Artikel 2 Reikwijdte

  • 1. Deze subsidieverordening is van toepassing op door gemeente te verstrekken subsidies voor activiteiten op haar grondgebied en/of ten behoeve van haar inwoners.

  • 2. De te subsidiëren activiteit mag geen winstoogmerk of commercieel doel hebben.

  • 3. De beleidsterreinen die voor subsidie in aanmerking kunnen komen, zijn:

    • a.

      Cultuur en Evenementen

    • b.

      Sport

    • c.

      Jeugd

    • d.

      Ouderen

    • e.

      Volksgezondheid

    • f.

      Onderwijs

    • g.

      Media

    • h.

      Maatschappelijke dienstverlening

  • 4. De raad kan in afwijking van lid 3 van dit artikel deze verordening van toepassing verklaren op andere beleidsterreinen.

Artikel 3 Bevoegdheden

  • 1. Subsidie kan slechts worden verstrekt indien de raad voor het betreffende subsidiejaar middelen beschikbaar heeft gesteld in de gemeentebegroting.

  • 2. De raad stelt jaarlijks via de gemeentebegroting de budgetten vast die maximaal als subsidie beschikbaar zijn (het subsidieplafond).

  • 3. Het college is bevoegd besluiten te nemen over:

    • -

      het al dan niet verlenen en vaststellen van subsidies;

    • -

      het intrekken, wijzigen of terugvorderen van subsidies;

    • -

      het al dan niet verlenen van voorschotten; en

    • -

      de overige ter zake van subsidiëring te nemen uitvoeringsbeslissingen.

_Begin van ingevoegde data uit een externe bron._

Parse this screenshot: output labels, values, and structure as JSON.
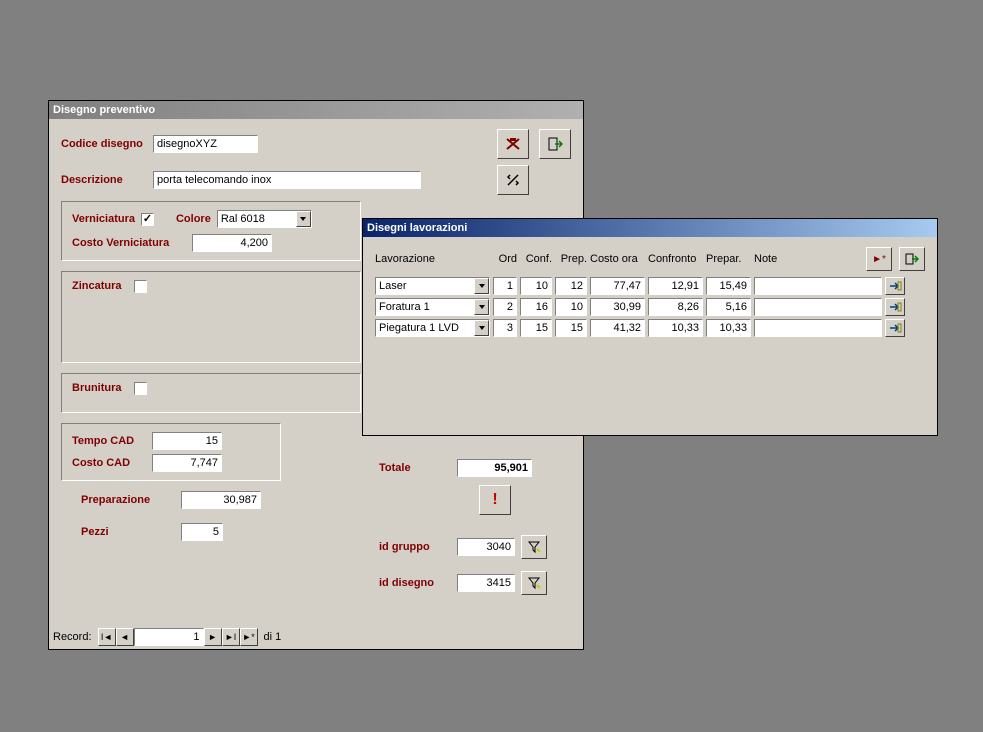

  • 4. Het college heeft de bevoegdheid, ter uitvoering van deze verordening, over beleidsterreinen (artikel 2, lid 3) beleidsregels vast te stellen.

  • 5. In de beleidsregels kan het college afwijken van de in deze verordening genoemde termijnen.

Artikel 4 Weigeringsgronden

  • 1. De subsidie kan geheel of gedeeltelijk worden geweigerd voor zover door verstrekking van de subsidie het in artikel 3 lid 2 van deze verordening genoemde subsidieplafond zou worden overschreden.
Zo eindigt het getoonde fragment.